LPC4088 Nearest Neighbor Image Resize with

Hi everyone,

I'm on the LPC4088 QuickStart Board.

I'm using nearest neighbor to resize an 80x60 image to 640x480. The algorithm is extremely slow, however. I was wondering if this is just a problem with the LPC4088 or if there is something I can do with the algorithm to speed it up. The input and output image sizes are constant, but the algorithm is written more generally:

void ImProcess::nearestNeighborResize(uint8_t *data, uint32_t *newData, 
                                    uint16_t srcWidth, uint16_t srcHeight,
                                    uint16_t destWidth, uint16_t destHeight)
{
    double scaleWidth =  (double)destWidth / (double)srcWidth;
    double scaleHeight = (double)destHeight / (double)srcHeight;
    uint16_t cy, cx;
    uint32_t v_index, h_index, nearestMatch, pixel;
    
    for(cy = 0; cy < destHeight; cy++)
    {
        for(cx = 0; cx < destWidth; cx++)
        {
            pixel=cy*destWidth+cx;
            v_index = (uint32_t)(cy/scaleHeight);
            h_index = (uint32_t)(cx/scaleWidth);
            nearestMatch =  (v_index*(srcWidth*3) + h_index*3);
            
            newData[pixel]= (0xFF << 24) | (data[nearestMatch] << 16) | (data[nearestMatch+1] << 8) | data[nearestMatch+2];
        }
    }
}

Knowing the sizes of the input and output images already, the problem is one of copying each pixel in the original image to an 8x8 block of pixels in the new image. Is there a faster way than the above to do this? I would think looping through the original image pixels and then looping twice from 0 through 8 for the 8x8 array in the new image would do it, but that just makes the code perform the same number of iterations as above:

640x480 = 80*60*8*8

1 Answer

7 years, 10 months ago.

The first obvious speed up would be changing the h_index and v_index calculations from using doubles to using integers. You know your scale factor is going to be 8, replacing a double precision divide with a shift 3 bits to the left is a lot faster, (1 clock Vs 400 clocks). You're doing that twice per pixel in the new image so this is a big saving.

If that's not enough then you can make some structural changes.
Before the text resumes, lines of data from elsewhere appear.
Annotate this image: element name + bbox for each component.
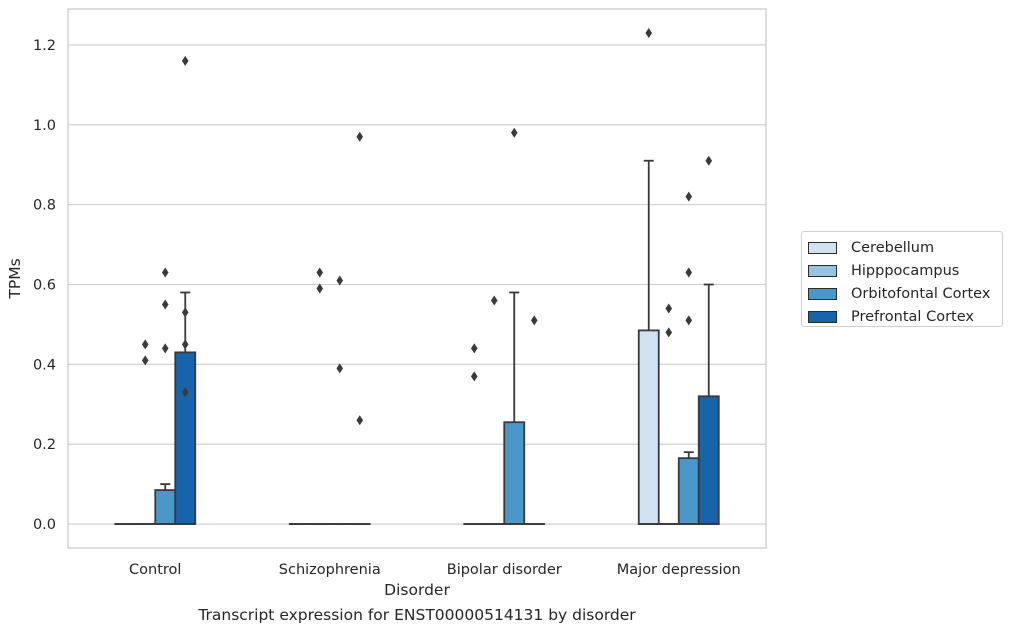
y-tick-label: 1.0 bbox=[33, 118, 56, 134]
box-hipppocampus bbox=[308, 267, 331, 525]
y-tick-label: 0.6 bbox=[33, 277, 56, 293]
outlier-point bbox=[356, 131, 364, 142]
outlier-point bbox=[685, 191, 693, 202]
chart-caption: Transcript expression for ENST0000051413… bbox=[198, 606, 636, 624]
box-body bbox=[697, 395, 720, 525]
x-tick-label: Bipolar disorder bbox=[447, 562, 562, 578]
legend-swatch bbox=[808, 264, 837, 277]
outlier-point bbox=[665, 303, 673, 314]
box-hipppocampus bbox=[483, 295, 506, 525]
y-tick-label: 0.2 bbox=[33, 437, 56, 453]
y-tick-label: 0.0 bbox=[33, 517, 56, 533]
legend-item: Prefrontal Cortex bbox=[808, 305, 1002, 328]
legend-swatch bbox=[808, 241, 837, 254]
outlier-point bbox=[141, 339, 149, 350]
legend-item: Hipppocampus bbox=[808, 259, 1002, 282]
legend-item: Orbitofontal Cortex bbox=[808, 282, 1002, 305]
outlier-point bbox=[645, 27, 653, 38]
outlier-point bbox=[141, 355, 149, 366]
box-groups bbox=[114, 27, 720, 525]
legend-swatch bbox=[808, 287, 837, 300]
legend-label: Cerebellum bbox=[851, 239, 935, 256]
box-orbitofontal-cortex bbox=[677, 191, 700, 525]
y-tick-label: 0.4 bbox=[33, 357, 56, 373]
box-body bbox=[154, 489, 177, 525]
outlier-point bbox=[336, 363, 344, 374]
outlier-point bbox=[490, 295, 498, 306]
box-cerebellum bbox=[463, 343, 486, 525]
y-axis-label: TPMs bbox=[6, 258, 24, 299]
box-prefrontal-cortex bbox=[348, 131, 371, 525]
outlier-point bbox=[181, 339, 189, 350]
box-orbitofontal-cortex bbox=[154, 267, 177, 525]
legend-label: Hipppocampus bbox=[851, 262, 960, 279]
y-tick-labels: 0.0 0.2 0.4 0.6 0.8 1.0 1.2 bbox=[33, 38, 56, 533]
outlier-point bbox=[181, 387, 189, 398]
outlier-point bbox=[665, 327, 673, 338]
outlier-point bbox=[685, 315, 693, 326]
box-body bbox=[174, 351, 197, 525]
legend-label: Orbitofontal Cortex bbox=[851, 285, 991, 302]
grid-lines bbox=[68, 44, 766, 525]
outlier-point bbox=[316, 267, 324, 278]
x-tick-label: Major depression bbox=[617, 562, 741, 578]
box-body bbox=[677, 457, 700, 525]
legend-label: Prefrontal Cortex bbox=[851, 308, 974, 325]
outlier-point bbox=[181, 55, 189, 66]
outlier-point bbox=[470, 343, 478, 354]
box-prefrontal-cortex bbox=[523, 315, 546, 525]
outlier-point bbox=[161, 267, 169, 278]
box-orbitofontal-cortex bbox=[328, 275, 351, 525]
outlier-point bbox=[161, 343, 169, 354]
outlier-point bbox=[356, 415, 364, 426]
box-hipppocampus bbox=[657, 303, 680, 525]
box-body bbox=[637, 329, 660, 525]
outlier-point bbox=[685, 267, 693, 278]
outlier-point bbox=[530, 315, 538, 326]
outlier-point bbox=[705, 155, 713, 166]
outlier-point bbox=[181, 307, 189, 318]
x-tick-label: Control bbox=[129, 562, 181, 578]
legend-item: Cerebellum bbox=[808, 236, 1002, 259]
outlier-point bbox=[470, 371, 478, 382]
y-tick-label: 1.2 bbox=[33, 38, 56, 54]
legend-swatch bbox=[808, 310, 837, 323]
outlier-point bbox=[161, 299, 169, 310]
box-hipppocampus bbox=[134, 339, 157, 525]
outlier-point bbox=[510, 127, 518, 138]
x-axis-label: Disorder bbox=[384, 581, 450, 599]
x-tick-labels: Control Schizophrenia Bipolar disorder Majo… bbox=[129, 562, 741, 578]
plot-frame bbox=[67, 8, 767, 549]
y-tick-label: 0.8 bbox=[33, 198, 56, 214]
outlier-point bbox=[336, 275, 344, 286]
box-cerebellum bbox=[637, 27, 660, 525]
box-orbitofontal-cortex bbox=[503, 127, 526, 525]
box-body bbox=[503, 421, 526, 525]
legend: Cerebellum Hipppocampus Orbitofontal Cor… bbox=[801, 231, 1003, 327]
outlier-point bbox=[316, 283, 324, 294]
box-prefrontal-cortex bbox=[697, 155, 720, 525]
box-prefrontal-cortex bbox=[174, 55, 197, 525]
x-tick-label: Schizophrenia bbox=[279, 562, 381, 578]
You are currently calculating the value for each pixel in the new image. Since you know that 64 pixels will have the same value you don't need to work out the value 63 of those times.
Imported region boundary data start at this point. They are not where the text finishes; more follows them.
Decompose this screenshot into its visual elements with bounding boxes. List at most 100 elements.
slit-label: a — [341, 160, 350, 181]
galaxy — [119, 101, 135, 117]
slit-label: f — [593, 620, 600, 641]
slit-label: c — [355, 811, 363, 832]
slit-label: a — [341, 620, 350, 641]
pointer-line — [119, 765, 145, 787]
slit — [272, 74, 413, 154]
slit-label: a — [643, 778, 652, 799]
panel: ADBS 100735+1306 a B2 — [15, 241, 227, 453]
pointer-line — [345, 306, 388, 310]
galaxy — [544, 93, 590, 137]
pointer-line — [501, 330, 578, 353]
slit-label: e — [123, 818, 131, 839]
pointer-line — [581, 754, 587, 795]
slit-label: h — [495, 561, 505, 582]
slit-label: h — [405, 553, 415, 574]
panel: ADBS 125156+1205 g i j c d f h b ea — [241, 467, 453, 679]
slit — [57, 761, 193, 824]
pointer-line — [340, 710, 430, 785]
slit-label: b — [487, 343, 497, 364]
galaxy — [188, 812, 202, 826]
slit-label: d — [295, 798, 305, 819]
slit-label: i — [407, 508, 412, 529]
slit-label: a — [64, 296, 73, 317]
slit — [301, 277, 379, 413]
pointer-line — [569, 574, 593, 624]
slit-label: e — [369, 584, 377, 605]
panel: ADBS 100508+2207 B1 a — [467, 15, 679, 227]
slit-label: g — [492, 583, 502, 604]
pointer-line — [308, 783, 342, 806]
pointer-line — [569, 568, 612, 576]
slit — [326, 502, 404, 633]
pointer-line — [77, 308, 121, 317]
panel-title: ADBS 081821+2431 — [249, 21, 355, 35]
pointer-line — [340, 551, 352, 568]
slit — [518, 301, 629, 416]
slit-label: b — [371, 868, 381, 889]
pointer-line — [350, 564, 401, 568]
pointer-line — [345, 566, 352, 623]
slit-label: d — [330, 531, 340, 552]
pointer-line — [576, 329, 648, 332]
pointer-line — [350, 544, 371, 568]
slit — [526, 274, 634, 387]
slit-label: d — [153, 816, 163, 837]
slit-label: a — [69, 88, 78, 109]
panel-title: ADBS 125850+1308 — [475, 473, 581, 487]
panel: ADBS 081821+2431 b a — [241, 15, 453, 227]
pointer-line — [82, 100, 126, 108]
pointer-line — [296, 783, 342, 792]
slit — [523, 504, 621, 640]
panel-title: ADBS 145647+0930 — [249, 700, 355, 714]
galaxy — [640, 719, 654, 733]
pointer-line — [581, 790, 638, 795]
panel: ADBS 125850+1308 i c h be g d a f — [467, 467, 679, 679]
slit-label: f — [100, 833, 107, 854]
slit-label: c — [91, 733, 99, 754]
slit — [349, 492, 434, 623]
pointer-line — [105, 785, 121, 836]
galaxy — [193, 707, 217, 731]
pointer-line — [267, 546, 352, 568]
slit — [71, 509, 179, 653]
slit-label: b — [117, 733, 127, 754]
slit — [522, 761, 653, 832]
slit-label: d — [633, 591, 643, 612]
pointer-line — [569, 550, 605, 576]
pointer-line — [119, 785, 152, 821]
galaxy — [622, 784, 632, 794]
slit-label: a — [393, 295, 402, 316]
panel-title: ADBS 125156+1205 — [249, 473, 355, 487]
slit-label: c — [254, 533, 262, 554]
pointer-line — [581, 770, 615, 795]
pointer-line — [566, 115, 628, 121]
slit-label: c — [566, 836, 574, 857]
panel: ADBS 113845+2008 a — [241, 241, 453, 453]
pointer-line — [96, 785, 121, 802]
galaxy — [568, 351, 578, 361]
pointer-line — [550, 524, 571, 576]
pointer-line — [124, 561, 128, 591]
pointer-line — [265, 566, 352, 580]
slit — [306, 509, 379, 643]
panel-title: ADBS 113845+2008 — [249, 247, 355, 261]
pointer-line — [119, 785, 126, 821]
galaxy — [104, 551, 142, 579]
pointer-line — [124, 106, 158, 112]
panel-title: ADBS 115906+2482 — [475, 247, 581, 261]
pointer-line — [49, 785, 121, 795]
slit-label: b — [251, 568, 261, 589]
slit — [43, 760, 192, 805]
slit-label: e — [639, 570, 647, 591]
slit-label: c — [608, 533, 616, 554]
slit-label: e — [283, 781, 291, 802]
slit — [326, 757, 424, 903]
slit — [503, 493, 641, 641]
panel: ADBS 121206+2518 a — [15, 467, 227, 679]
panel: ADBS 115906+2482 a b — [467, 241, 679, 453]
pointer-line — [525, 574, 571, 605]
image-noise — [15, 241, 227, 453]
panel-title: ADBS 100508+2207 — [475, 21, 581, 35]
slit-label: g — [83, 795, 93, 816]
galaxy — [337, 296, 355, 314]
You could nest a couple of for loops to write the whole block of 64 values but it's probably more efficient to calculate full line in the image and then duplicate that line 7 times.

for(cy = 0; cy < srcHeight; cy++)
    {
        int lineStart = cy*8*destWidth;
        for(cx = 0; cx < srcWidth; cx++)
        {
            int newPixel=lineStart+cx*8;
            int oldPixel= cy*srcWidth*3+cx*3;
            uint32_t newValue = (0xFF << 24) | (data[oldPixel] << 16) | (data[oldPixel+1] << 8) | data[oldPixel+2];

            for (int i=0;i<8;i++) { // create pixels of the same value
               newData[newPixel+i] == newValue;
            }
        }
        for (int i=1;i<8;i++) // next 7 rows are the same so do a block copy of the row.
          memcpy(newData+lineStart + i*destWidth,newData+lineStart ,destWidth*sizeof(uint32_t));
    }